By organizing and analyzing a company’s data, in the context of third party and government information as well, BI and data analytics specialists help executives find the connections between performance and data that can be difficult to recognize from printed reports and gain the insight they need for smarter decisions.
For those considering the field, there is data to suggest what future opportunities might be. Start with the industry as a whole. According to research firm MarketsandMarkets, the BI platform market will be worth $14.2 billion by 2019. That represents an estimated compound annual growth rate of 9.7 percent from 2014 to then.
With the enormous rise in the data generated in organizations, business intelligence and analytics industry have been rapidly growing. Business intelligence and analytics solutions offer attractive opportunity to the organizations that are yet to be fully embraced. These solutions help the companies to analyze structured and unstructured data generated at various sources and transform the same into useful and meaningful insights. Organizations now look for these solutions in order to solve their business problems that also help them improve their overall business performance and stay competitive in the market.

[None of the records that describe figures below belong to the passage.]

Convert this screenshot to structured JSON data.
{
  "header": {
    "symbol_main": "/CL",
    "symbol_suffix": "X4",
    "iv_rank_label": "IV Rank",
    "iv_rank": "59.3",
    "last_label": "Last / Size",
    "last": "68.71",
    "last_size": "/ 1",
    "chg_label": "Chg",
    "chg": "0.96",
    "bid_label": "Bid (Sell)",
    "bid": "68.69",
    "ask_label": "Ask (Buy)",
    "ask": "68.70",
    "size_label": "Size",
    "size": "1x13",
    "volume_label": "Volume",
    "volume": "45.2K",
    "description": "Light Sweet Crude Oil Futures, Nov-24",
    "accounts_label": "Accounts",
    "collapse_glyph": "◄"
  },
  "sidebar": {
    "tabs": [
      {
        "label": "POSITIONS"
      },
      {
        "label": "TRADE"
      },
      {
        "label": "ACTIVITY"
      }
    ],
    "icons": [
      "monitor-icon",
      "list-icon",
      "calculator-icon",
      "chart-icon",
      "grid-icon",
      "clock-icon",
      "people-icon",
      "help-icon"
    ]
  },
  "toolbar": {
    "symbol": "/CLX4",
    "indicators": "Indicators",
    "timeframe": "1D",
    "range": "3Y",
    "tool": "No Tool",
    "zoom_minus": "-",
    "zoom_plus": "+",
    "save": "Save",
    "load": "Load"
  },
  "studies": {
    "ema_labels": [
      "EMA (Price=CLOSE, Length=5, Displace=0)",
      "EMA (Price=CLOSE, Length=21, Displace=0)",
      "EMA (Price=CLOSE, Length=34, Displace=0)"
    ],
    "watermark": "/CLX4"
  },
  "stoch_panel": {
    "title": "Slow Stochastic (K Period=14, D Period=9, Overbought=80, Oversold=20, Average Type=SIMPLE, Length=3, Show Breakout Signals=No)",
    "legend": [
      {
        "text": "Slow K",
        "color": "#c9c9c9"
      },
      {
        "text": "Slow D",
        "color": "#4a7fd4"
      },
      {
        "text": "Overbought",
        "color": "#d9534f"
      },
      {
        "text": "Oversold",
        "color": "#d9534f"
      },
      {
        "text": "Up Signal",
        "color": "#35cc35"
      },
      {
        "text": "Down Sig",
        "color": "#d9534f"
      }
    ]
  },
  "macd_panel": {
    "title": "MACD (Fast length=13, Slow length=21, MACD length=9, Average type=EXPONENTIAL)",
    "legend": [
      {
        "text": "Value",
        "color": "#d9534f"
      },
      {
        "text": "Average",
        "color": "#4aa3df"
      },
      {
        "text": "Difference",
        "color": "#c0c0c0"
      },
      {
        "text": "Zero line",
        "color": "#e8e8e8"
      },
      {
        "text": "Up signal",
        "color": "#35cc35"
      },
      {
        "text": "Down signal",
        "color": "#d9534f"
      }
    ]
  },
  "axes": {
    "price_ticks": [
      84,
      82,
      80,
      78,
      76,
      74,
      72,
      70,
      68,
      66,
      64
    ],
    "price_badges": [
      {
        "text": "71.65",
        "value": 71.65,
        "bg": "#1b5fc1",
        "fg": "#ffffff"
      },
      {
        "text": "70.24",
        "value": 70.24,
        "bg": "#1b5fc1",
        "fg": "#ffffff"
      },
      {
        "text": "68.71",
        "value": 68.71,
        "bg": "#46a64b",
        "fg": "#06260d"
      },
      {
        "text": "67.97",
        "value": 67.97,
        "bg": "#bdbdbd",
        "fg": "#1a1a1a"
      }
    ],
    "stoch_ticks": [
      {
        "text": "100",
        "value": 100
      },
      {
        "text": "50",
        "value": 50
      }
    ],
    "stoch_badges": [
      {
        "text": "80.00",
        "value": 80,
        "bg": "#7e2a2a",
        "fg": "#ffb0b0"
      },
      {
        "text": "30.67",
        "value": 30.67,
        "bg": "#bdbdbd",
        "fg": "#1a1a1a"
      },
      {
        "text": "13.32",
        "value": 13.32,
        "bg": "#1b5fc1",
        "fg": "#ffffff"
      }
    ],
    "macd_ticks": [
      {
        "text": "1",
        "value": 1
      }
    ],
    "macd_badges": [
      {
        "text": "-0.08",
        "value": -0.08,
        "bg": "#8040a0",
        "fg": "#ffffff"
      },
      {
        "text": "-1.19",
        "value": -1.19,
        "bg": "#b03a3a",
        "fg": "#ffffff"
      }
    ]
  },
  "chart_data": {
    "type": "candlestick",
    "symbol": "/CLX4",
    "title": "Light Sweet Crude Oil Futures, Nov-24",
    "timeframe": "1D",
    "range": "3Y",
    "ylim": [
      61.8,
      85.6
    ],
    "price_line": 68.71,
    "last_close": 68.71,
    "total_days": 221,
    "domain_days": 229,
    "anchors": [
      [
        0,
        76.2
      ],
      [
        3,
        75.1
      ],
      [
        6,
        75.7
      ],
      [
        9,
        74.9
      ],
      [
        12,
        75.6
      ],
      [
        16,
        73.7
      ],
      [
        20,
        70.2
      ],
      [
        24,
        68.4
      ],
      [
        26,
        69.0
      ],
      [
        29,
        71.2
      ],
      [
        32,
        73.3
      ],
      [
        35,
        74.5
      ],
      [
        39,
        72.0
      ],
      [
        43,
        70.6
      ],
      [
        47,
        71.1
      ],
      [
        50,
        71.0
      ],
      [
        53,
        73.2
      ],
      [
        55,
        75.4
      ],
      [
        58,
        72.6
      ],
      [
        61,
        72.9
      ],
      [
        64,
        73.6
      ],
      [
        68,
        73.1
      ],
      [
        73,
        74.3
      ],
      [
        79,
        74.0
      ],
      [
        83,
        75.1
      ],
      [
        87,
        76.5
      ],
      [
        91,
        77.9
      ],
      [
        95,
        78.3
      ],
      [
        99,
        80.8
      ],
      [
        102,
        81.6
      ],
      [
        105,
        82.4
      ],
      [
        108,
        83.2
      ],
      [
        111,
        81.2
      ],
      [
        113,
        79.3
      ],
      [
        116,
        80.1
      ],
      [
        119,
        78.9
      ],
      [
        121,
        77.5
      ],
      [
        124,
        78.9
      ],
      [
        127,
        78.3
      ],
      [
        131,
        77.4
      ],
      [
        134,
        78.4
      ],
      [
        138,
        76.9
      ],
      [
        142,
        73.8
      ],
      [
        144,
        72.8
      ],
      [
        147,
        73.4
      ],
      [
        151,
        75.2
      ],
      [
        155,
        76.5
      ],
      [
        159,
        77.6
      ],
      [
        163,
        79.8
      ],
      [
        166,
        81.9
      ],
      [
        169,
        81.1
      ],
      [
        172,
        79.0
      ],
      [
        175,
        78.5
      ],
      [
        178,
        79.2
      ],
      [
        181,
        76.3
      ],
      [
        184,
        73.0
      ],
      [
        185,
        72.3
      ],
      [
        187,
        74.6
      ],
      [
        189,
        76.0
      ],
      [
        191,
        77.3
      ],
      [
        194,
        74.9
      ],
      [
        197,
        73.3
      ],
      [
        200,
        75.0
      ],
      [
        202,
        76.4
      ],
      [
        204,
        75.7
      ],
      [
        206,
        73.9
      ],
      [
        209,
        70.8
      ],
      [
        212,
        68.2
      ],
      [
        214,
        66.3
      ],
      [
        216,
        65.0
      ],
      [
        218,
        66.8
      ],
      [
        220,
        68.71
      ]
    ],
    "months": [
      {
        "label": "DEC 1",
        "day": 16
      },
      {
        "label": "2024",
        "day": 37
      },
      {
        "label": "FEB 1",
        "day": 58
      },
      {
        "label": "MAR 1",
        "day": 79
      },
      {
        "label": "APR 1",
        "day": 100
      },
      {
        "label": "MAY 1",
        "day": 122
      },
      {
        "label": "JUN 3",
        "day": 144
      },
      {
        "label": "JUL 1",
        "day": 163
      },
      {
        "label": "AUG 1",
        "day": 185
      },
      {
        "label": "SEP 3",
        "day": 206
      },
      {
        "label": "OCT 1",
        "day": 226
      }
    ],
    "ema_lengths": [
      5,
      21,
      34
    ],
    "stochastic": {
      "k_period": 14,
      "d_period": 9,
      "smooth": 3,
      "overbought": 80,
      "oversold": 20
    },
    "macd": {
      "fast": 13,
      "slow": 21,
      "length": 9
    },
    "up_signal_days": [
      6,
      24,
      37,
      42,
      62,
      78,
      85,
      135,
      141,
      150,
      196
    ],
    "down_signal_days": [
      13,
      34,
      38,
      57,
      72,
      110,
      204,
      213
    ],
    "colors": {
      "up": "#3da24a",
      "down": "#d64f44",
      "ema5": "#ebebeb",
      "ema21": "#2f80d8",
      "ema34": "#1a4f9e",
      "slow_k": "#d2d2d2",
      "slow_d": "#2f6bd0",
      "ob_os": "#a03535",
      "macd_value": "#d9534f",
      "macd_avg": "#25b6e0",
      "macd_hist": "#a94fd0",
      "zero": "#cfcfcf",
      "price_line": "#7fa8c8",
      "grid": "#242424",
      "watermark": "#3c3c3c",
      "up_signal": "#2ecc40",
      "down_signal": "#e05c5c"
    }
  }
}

The aid the platforms offer will be particularly important in small- and medium-sized businesses (SMBs), which previously lacked the resources and budgets to develop and implement such systems. As IT departments at companies of all levels find themselves able to make such analytic capabilities available, businesses will find themselves in need of people who know how to use the tools and can provide meaningful insight into the data.
With the increased sophistication of tools has come a market shift in talent, according to SQL ServerPro. Many companies have already matured beyond simply creating data warehouses or reporting facilities. An increase in “simple point-and-click predictive or prescriptive capabilities” will lead more companies than ever to attempt to use analytics to better run their businesses.
However, following historical patterns, experts at American Sentinel think the chances are overwhelming that companies will assume ease of use to be the same as expertise. Think of spreadsheet development. From simple arithmetic capabilities, they can be capable of sophisticated statistical and other numeric forms of analysis. And yet, having tools at the ready doesn’t mean users know how to correctly apply them. Simple mistakes could result in wildly incorrect analyses and disastrous results.
Those studying BI and data analytics should see the combination of platform growth, availability of new capabilities to SMBs, expanded use among large corporations, and the need for expertise as good signs of professional opportunities in the near future.